Saturday, December 1, 2018

Le dernier voyage d'Ulysse


Le dernier voyage d’Ulysse


Le seul moyen de racheter la faute d'écrire est d'anéantir ce qui est écrit. Mais cela ne peut être fait que par l'auteur; la destruction laissant l'essentiel intact, je puis, néanmoins, à l'affirmation lier si étroitement la négation que ma plume efface à mesure ce qu'elle avança. Elle opère, alors, en un sens, ce qu'opère généralement "le temps" -- qui, de ses édifices multipliés, ne laisse subsister que les traces de la mort. Je crois que le secret de la littérature est là, et qu'un livre n'est beau qu'habilement paré de l'indifférence des ruines.[i]


Homme infortuné, au nom à venir,
Plante ta rame en ce lieu désert
Où elle grimpera au ciel de ses rameaux verts.

Sur la plage d'où nul n'est revenu,
Jurant en vers et contre tout,
L’amer père de la mère fit serment de t'abandonner
Au mauvais œil.

Neige dehors, les pieds devant,
Tu dérivais emporté par les courants,
De récifs en havres, roulé par les vagues
Du barde aveugle.

Le temps de Noël sur terre, ton amante t'avait jeté bas
Des marches de l'histoire, relégué
En un dortoir sombre, puant les pieds.

Au revoir, son cashmere à même la poitrine nue,
Baiser sans le dire. Plus tard, tu glissais sur les traîneaux
d'Erzurum. Mesurant la vitesse du vent et des mosquées bleues.

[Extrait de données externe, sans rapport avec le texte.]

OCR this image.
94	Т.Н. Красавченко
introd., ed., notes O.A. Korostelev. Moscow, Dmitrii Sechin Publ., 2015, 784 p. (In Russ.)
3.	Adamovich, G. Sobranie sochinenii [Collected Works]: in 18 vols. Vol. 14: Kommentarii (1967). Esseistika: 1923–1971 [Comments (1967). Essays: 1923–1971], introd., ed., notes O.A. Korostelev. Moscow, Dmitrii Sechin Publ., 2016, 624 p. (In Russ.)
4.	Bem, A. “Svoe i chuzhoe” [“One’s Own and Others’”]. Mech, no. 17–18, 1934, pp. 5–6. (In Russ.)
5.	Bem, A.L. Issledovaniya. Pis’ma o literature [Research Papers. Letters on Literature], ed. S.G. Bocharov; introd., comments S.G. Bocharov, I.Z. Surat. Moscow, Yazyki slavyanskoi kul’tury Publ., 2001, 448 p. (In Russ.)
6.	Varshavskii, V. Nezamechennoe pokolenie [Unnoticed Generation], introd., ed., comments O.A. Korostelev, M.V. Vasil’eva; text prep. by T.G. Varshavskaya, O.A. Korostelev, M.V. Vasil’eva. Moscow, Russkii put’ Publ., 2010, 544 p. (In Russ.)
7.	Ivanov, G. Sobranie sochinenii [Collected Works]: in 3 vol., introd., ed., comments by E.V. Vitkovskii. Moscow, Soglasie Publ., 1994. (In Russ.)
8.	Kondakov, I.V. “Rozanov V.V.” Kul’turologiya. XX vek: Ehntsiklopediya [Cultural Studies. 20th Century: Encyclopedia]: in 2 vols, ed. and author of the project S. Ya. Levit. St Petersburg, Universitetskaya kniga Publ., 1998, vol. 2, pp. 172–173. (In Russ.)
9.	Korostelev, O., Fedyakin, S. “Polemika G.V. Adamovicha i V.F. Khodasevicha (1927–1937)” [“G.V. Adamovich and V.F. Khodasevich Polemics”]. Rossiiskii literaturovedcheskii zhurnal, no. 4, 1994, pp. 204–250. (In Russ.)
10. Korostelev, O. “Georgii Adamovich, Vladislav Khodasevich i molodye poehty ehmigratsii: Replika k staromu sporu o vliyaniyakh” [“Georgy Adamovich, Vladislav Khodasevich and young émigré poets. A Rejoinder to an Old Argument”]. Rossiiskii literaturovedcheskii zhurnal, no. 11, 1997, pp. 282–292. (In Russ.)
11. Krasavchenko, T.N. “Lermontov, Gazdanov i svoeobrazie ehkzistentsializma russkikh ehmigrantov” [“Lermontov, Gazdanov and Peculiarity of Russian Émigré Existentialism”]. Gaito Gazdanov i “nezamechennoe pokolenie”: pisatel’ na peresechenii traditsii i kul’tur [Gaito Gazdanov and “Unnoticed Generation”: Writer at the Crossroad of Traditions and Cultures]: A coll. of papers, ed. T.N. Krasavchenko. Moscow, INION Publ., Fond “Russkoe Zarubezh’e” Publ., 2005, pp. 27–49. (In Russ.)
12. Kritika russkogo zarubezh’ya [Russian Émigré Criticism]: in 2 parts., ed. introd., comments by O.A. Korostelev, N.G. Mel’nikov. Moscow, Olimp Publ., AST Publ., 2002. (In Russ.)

Il n'y aurait rien eu d'autre,
Rien que cette pièce muette
Que chacun est contraint de répéter chaque jour
Pour se procurer un paquet de survie.

Images solitaires en déroute,
Elle son cashmere sur la poitrine nue,
Et, dessous, elle ne portait rien.

Rien que des vers, des sillons revenant
L'un sur l'autre.
Côte-des-Neiges juste pour voir les neiges.
Côte Sainte-Catherine, pour la ruine.
Taire toute mélodie, toute.

Lorsque le loquet s'est refermé, dans la chambre obscure,
Tu es resté immobile, cloué sur place :
Tu était déjà entré dans le délit
Mais pas encore au mitan du lit.

Sur le parvis de minuit, c'était elle, l'Apparue,
Jambes nues : un effet de pur rythme.
Tu l'as soulevée, portée à bout de bras,
A travers la place vide du Trocadéro.

Comment dire, les mots s'envolent
Autour de la flaque d’eau,
Fondant en larmes.

Ma monade, ma nomade.

Il n'y aurait plus pour le dire que le désir.

Marchant sur les crottes de mouton,
Le torrent roulant ses blocs limpides,
Tu fis la nuit éclater un ciel d'été.

Savoir quand serait folie.

Viens, dit-elle,
Et dix mille ans après tu bandais
Comme un pendu.

Déclouer le paradis pour en faire un enfer.
Tu tiens le système, la chanson:
La lyre brisée résonne contre les murs de pierre sèche.

Le temps se dépassant, et nul ne sachant ce qu'il y a
De l'autre côté. Mais s'il n'y avait pas d'autre rive?
Rien que la traversée?

Ainsi cela verse, barque et passeur,
Dans le noir d'absolu, le même
Verso montrant son autre versant
Sans endroit, rien que l'en-vers.

Vers morts engendrant vers vivants.[ii]

La vérité qui nous entoure avec ses anges pleurant.[iii]

Je t'appelle depuis le lointain
Où tous les visages s'effacent hormis le tien.

Il est beaucoup plus tard que jamais.

Langue morte pour réveiller les vivants.

Anneau, alliance fiançant au point du jour.

Ni lieu, ni temps ne conviennent au mal d'habiter sur cette seule Terre
Qui ne nous est dévolue ni n'a été inventée par personne.

Ulysse, prends ta rame une dernière fois,
Même si tu as perdu toute foi en toi.

.Montréal, hiver 1992.





[i] Georges Bataille, L'Abbé C. (Œuvres complètes, Gallimard, III. p.336).
[ii] Ezra Pound, Cantos XIV.
[iii] Arthur Rimbaud, Une Saison en enfer.